The Reserve Bank of India (RBI) has allowed Indian companies raise
foreign capital by issuing foreign currency exchangeable bonds (FCEBs)
with immediate effect. The move will attract foreign currency and strengthen
the Rupee. FCEBs give companies the option of issuing bonds in a foreign
currency, which are exchangeable into equity shares of the offered company,
either wholly or partly or on the basis of any equity related warrants
attached to debt instruments. The step by the RBI facilitates promoters
of Indian companies raise funds without diluting their stake.

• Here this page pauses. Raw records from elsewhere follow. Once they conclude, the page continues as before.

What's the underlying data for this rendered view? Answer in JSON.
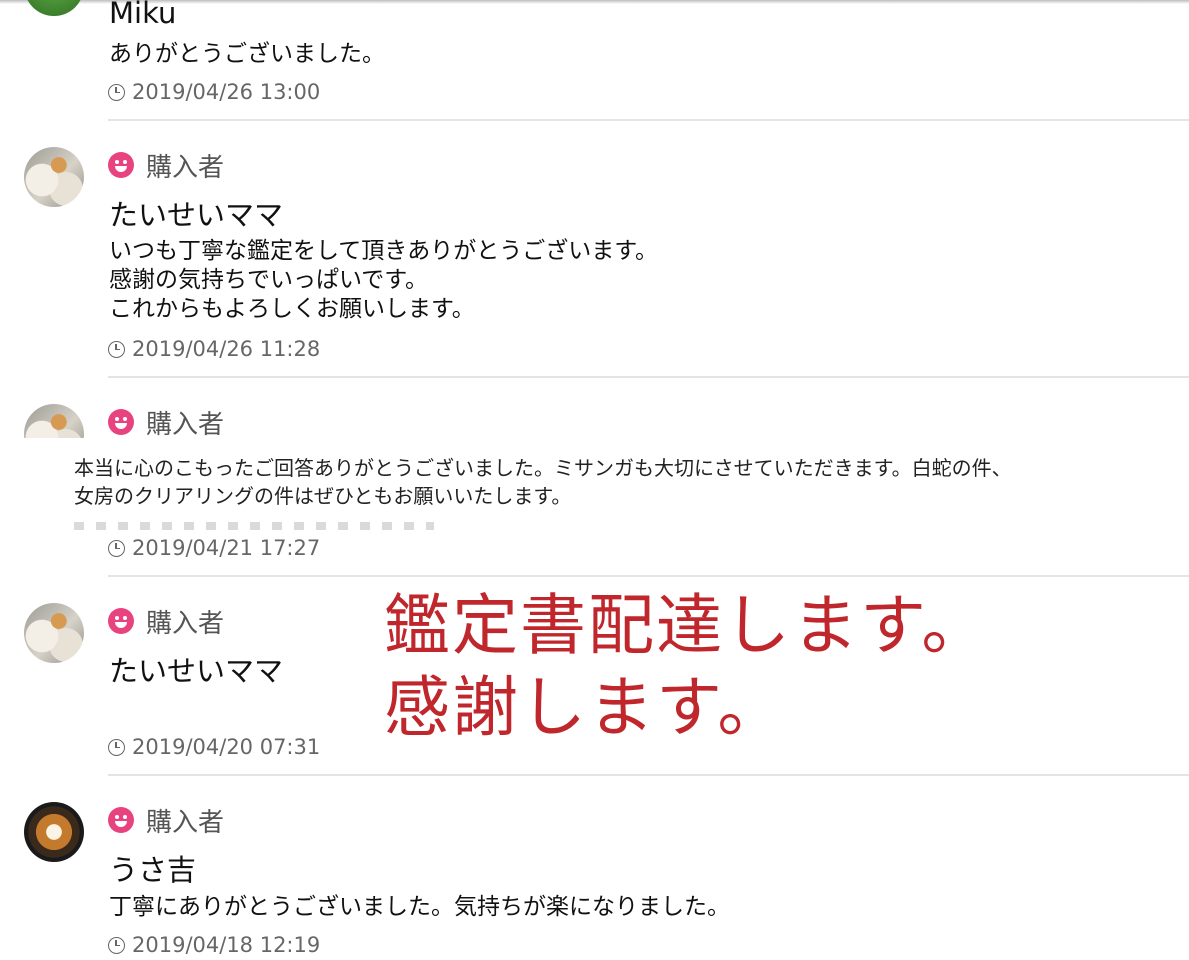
{
  "reviews": [
    {
      "user": "Miku",
      "message": "ありがとうございました。",
      "time": "2019/04/26 13:00"
    },
    {
      "role": "購入者",
      "user": "たいせいママ",
      "message": "いつも丁寧な鑑定をして頂きありがとうございます。\n感謝の気持ちでいっぱいです。\nこれからもよろしくお願いします。",
      "time": "2019/04/26 11:28"
    },
    {
      "role": "購入者",
      "message": "本当に心のこもったご回答ありがとうございました。ミサンガも大切にさせていただきます。白蛇の件、\n女房のクリアリングの件はぜひともお願いいたします。",
      "time": "2019/04/21 17:27"
    },
    {
      "role": "購入者",
      "user": "たいせいママ",
      "time": "2019/04/20 07:31"
    },
    {
      "role": "購入者",
      "user": "うさ吉",
      "message": "丁寧にありがとうございました。気持ちが楽になりました。",
      "time": "2019/04/18 12:19"
    }
  ],
  "overlay_note": {
    "line1": "鑑定書配達します。",
    "line2": "感謝します。"
  },
  "colors": {
    "role_icon": "#e8437f",
    "note_red": "#c0272d"
  }
}
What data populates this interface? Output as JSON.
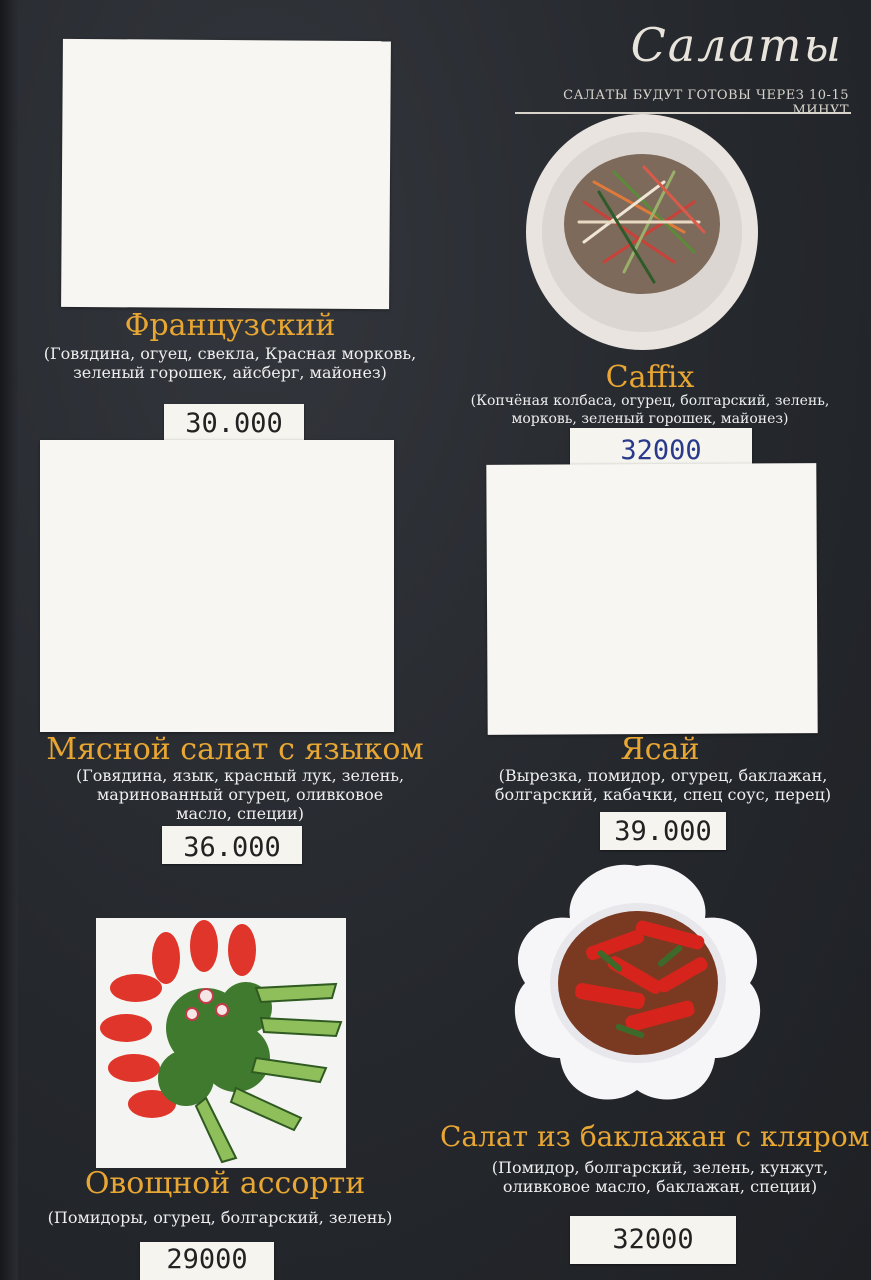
{
  "header": {
    "title": "Салаты",
    "subtitle": "САЛАТЫ БУДУТ ГОТОВЫ ЧЕРЕЗ 10-15 МИНУТ"
  },
  "items": [
    {
      "name": "Французский",
      "description": "(Говядина, огуец, свекла, Красная морковь, зеленый горошек, айсберг, майонез)",
      "price": "30.000"
    },
    {
      "name": "Caffix",
      "description": "(Копчёная колбаса, огурец, болгарский, зелень, морковь, зеленый горошек, майонез)",
      "price": "32000"
    },
    {
      "name": "Мясной салат с языком",
      "description": "(Говядина, язык, красный лук, зелень, маринованный огурец, оливковое масло, специи)",
      "price": "36.000"
    },
    {
      "name": "Ясай",
      "description": "(Вырезка, помидор, огурец, баклажан, болгарский, кабачки, спец соус, перец)",
      "price": "39.000"
    },
    {
      "name": "Овощной ассорти",
      "description": "(Помидоры, огурец, болгарский, зелень)",
      "price": "29000"
    },
    {
      "name": "Салат из баклажан с кляром",
      "description": "(Помидор, болгарский, зелень, кунжут, оливковое масло, баклажан, специи)",
      "price": "32000"
    }
  ],
  "colors": {
    "background": "#25282d",
    "name_gold": "#e8a632",
    "text_light": "#eeeeee",
    "price_card": "#f5f4ef"
  }
}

Industrial houses can now raise funds in exchange of their shares
in their listed subsidiaries. It means that a company with a small balance
sheet can raise funds on the strength of its parent or group company.
At the time of its maturity, the lender could either convert bonds into
equity shares or opt for a repayment of the loan. Companies can exercise
the option to exchange the bonds into equity shares at any time before
redemption.
An FCEB is a bond expressed in foreign currency, the principal and
interest in respect of which is payable in foreign currency. The 'issuing
company' shall be part of the promoter group of the 'offered company'
and shall hold the equity shares being offered at the time of the issuance
of the bond. The 'offered company' should be a listed company engaged
in a sector eligible for FDI and eligible to issue or avail FCEBs or
ECBs. The investment under the scheme shall comply with the FDI and
the ECB policy requirements.
NRI investment and investment by foreign entities will increase due
to the move. The issuing company can invest proceeds from FCEBs in its
group companies or in overseas joint ventures or wholly owned subsidiaries,
though investment in Indian capital markets or real estate is prohibited.
The norms laid down by the government for FCEBs incorporate all the
restrictions applicable to external commercial borrowings (ECBs) as
well as foreign ownership guidelines in Indian companies.